Lynwood – More than 3,500 Lynwood Unified elementary students learned about the history of African-American culture in honor of Black History Month through a theater series presented by the Music Center of Los Angeles, which brought musical, theatrical and storytelling performances to each of the District’s 12 elementary schools Feb. 3 through March 14.
“We Tell Stories: The Spirit of Black Folklore” brought students background information and connections to diverse cultures through a historical, grade-appropriate context. The performances were carried out by a trio of actors and featured works by black writers as well as anonymous tales from black folk tradition.
“Exposing our students to diversity in this manner will help them connect with the stories and each other,” Lynwood Unified Superintendent Paul Gothold said. “Our District strives to create equity among all students, teachers and staff, so we are excited to bring learning opportunities like this to our schools.”
The story themes explored the depth of spirit, pride in diversity and the willingness to laugh despite the odds against it. The themes played out in stories like “Akimba and the Magic Cow,” a tale about friendship and greed, and “The Lion in the Well,” about overcoming an oppressor.
Before and after the performances, teachers received classroom activities that enhanced students’ understanding of the play’s themes and connected the program messages with language arts curriculum.
“This program is unique because the stories our students learned through these performances aligned with their classroom lessons,” Director of Equity Dr.
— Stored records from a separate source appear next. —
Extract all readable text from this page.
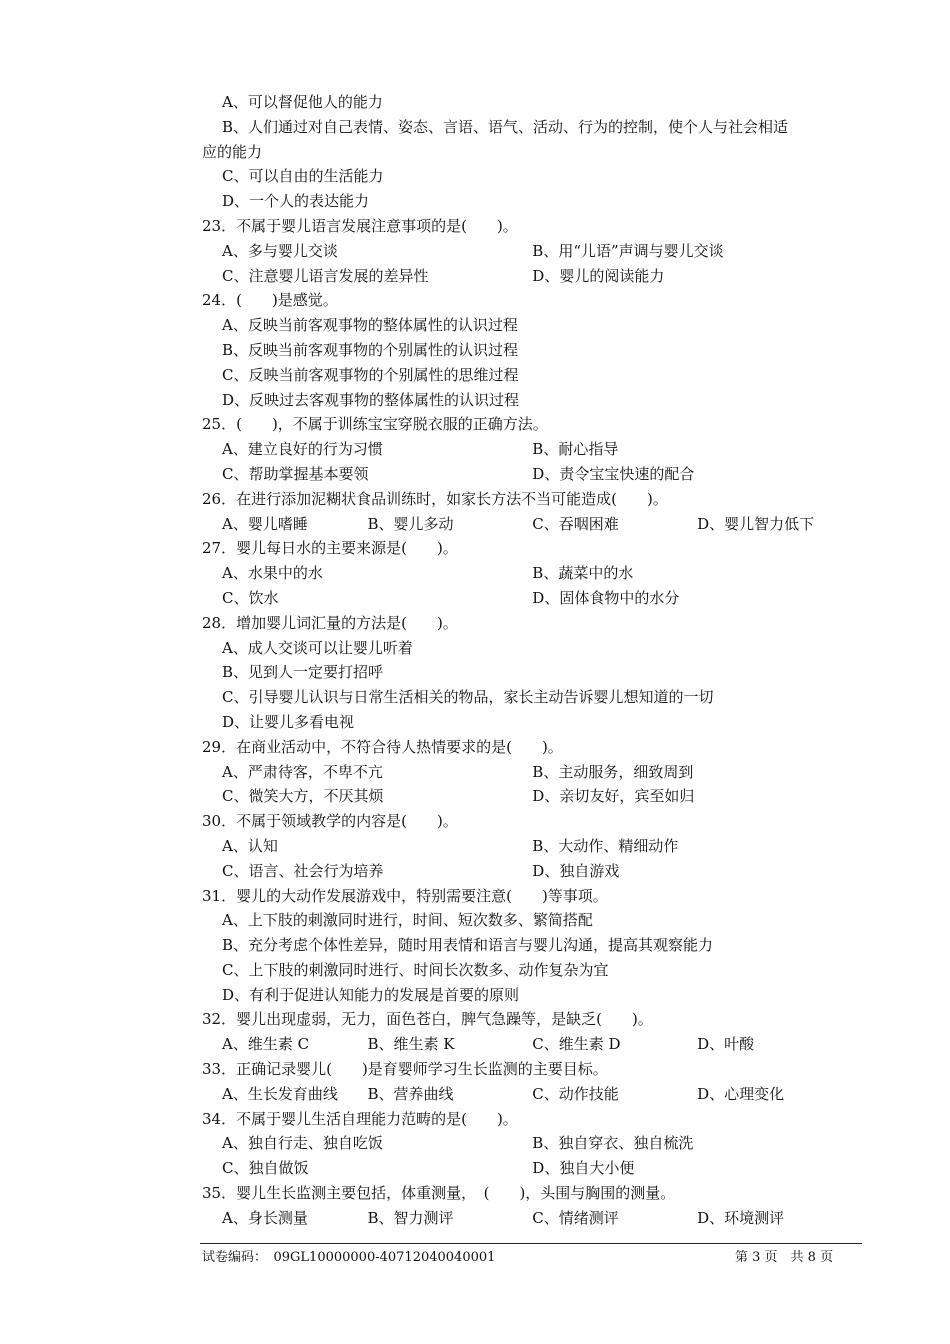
A、可以督促他人的能力
B、人们通过对自己表情、姿态、言语、语气、活动、行为的控制，使个人与社会相适
应的能力
C、可以自由的生活能力
D、一个人的表达能力
23．不属于婴儿语言发展注意事项的是(　　)。
A、多与婴儿交谈	B、用“儿语”声调与婴儿交谈
C、注意婴儿语言发展的差异性	D、婴儿的阅读能力
24．(　　)是感觉。
A、反映当前客观事物的整体属性的认识过程
B、反映当前客观事物的个别属性的认识过程
C、反映当前客观事物的个别属性的思维过程
D、反映过去客观事物的整体属性的认识过程
25．(　　)，不属于训练宝宝穿脱衣服的正确方法。
A、建立良好的行为习惯	B、耐心指导
C、帮助掌握基本要领	D、责令宝宝快速的配合
26．在进行添加泥糊状食品训练时，如家长方法不当可能造成(　　)。
A、婴儿嗜睡	B、婴儿多动	C、吞咽困难	D、婴儿智力低下
27．婴儿每日水的主要来源是(　　)。
A、水果中的水	B、蔬菜中的水
C、饮水	D、固体食物中的水分
28．增加婴儿词汇量的方法是(　　)。
A、成人交谈可以让婴儿听着
B、见到人一定要打招呼
C、引导婴儿认识与日常生活相关的物品，家长主动告诉婴儿想知道的一切
D、让婴儿多看电视
29．在商业活动中，不符合待人热情要求的是(　　)。
A、严肃待客，不卑不亢	B、主动服务，细致周到
C、微笑大方，不厌其烦	D、亲切友好，宾至如归
30．不属于领域教学的内容是(　　)。
A、认知	B、大动作、精细动作
C、语言、社会行为培养	D、独自游戏
31．婴儿的大动作发展游戏中，特别需要注意(　　)等事项。
A、上下肢的刺激同时进行，时间、短次数多、繁简搭配
B、充分考虑个体性差异，随时用表情和语言与婴儿沟通，提高其观察能力
C、上下肢的刺激同时进行、时间长次数多、动作复杂为宜
D、有利于促进认知能力的发展是首要的原则
32．婴儿出现虚弱，无力，面色苍白，脾气急躁等，是缺乏(　　)。
A、维生素 C	B、维生素 K	C、维生素 D	D、叶酸
33．正确记录婴儿(　　)是育婴师学习生长监测的主要目标。
A、生长发育曲线	B、营养曲线	C、动作技能	D、心理变化
34．不属于婴儿生活自理能力范畴的是(　　)。
A、独自行走、独自吃饭	B、独自穿衣、独自梳洗
C、独自做饭	D、独自大小便
35．婴儿生长监测主要包括，体重测量，　(　　)，头围与胸围的测量。
A、身长测量	B、智力测评	C、情绪测评	D、环境测评
试卷编码：　09GL10000000-40712040040001	第 3 页　共 8 页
Patricia Brent-Sanco said. “Students learn best through interactive, fun lessons that will engage them – these assemblies played a pivotal role in expanding their knowledge of peer equality while also engaging them on a level they understood.”
Normally costing $685 per school site, Lynwood Unified was able to cover the costs and bring the performances to students with the help of a generous $6,350 grant from the Los Angeles County Arts Commission. Monk Turner, manager of The Music Center, assisted the District in applying for the grant and scheduling the 12 performances.
“I am so excited that we were able to provide this for our third- through fifth-graders, and I hope they use what they have learned throughout the rest of their lives,” Lynwood Unified Board President Alma-Delia Renteria said. “Our goal as a District is to prepare all students for their futures, and this theater series definitely adds to that goal.”
We Tell Stories is a multiethnic storytelling troupe founded by Artistic Director Carl Weintraub. The company has a threefold purpose: to entertain and educate children through the literature, folklore, and mythology of all times and cultures; to expose them to the processes of language and acting as art forms; and to inspire them to reach the heights of their own creativity.
032017_LUSD_STORIES1: Wilson Elementary third- through fifth-graders watched and participated in their performance of “We Tell Stories: The Spirit of Black Folklore” on March 2, presented by The Music Center of Los Angeles. More than 3,500 Lynwood Unified elementary students learned about the history of African-American culture in honor of Black History Month through these performances, which brought musical, theatrical and storytelling performances to each of the District’s 12 elementary schools Feb. 3 through March 14.
032017_LUSD_STORIES2: Roosevelt Elementary third- through fifth-graders look on as two actors from The Music Center of Los Angeles perform a story as part of the “We Tell Stories: The Spirit of Black Folklore” theater series on March 13.